EdX Learner's Guide
Audience: Learners
Owner: Doc and Support
Introduction
The edX Help Center provides help for learners who have questions about any and all aspects of taking edX courses. This site contains the previous edX Learner Guide content and previous edX Help Center content, combiend into one colocated site. When all learner help topics have been removed from the course author documentation, the edX Learner Guide will be retired.
For information about creating help in the edX Help Center, see Creating and Updating Documentation - Zendesk Guide.

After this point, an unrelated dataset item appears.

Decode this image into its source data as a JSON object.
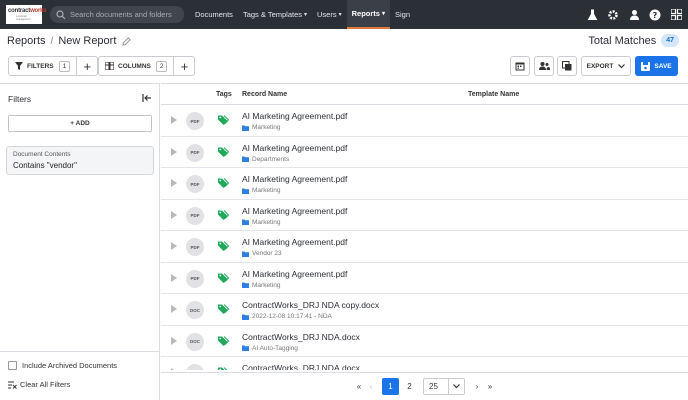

The EdX Learner's Guide provides help for learners who have questions about topics including how to navigate through a course, how to complete course materials, and how to receive certificates.
The process for creating or updating documentation in this guide is the process outlined on the Creating and Updating Documentation - RTD page.
Different Platform Versions
The feature sets for edX.org and Open edX learners are slightly different. We use shared files and conditional text to produce three different versions of the EdX Learner's Guide.
- EdX Learner's Guide, for edx.org learners - CONTENT MOVED TO THE EDX LEARNER HELP CENTER
- EdX Help Center, for edX learners
- Open edX Learner's Guide, for learners in Open edX courses
Files for these guides are located in the following folders.
Guide Name | Source Files |
---|---|
EdX Help Center | Zendesk Guide, under edX |
EdX Learner's Guide | edx-documentation/en-us/students |
Open edX Learner's Guide | edx-documentation/en-us/open_edx_students |
As of November 2016, any edx.org learner information that also pertains to the Open edX learner's guide will be included in the Open edX guide, but any information that pertains exclusively to the Open edX learner's guide will not be included unless the doc team receives a request to include it and has the time to create documentation.
Draft Versions
Some features are identified as requiring complete documentation well before release, either for a contractual obligation or to assure support of a pilot. The doc team prepares documentation in these cases to as high a standard of quality as possible. The resulting documentation is published privately, meaning that an edX employee must send the URL to those that need it, and labeled "DRAFT". This type of documentation is expensive to produce and maintain, and delivery in this way should be a very infrequent exception made only when there is high value to the edX organization.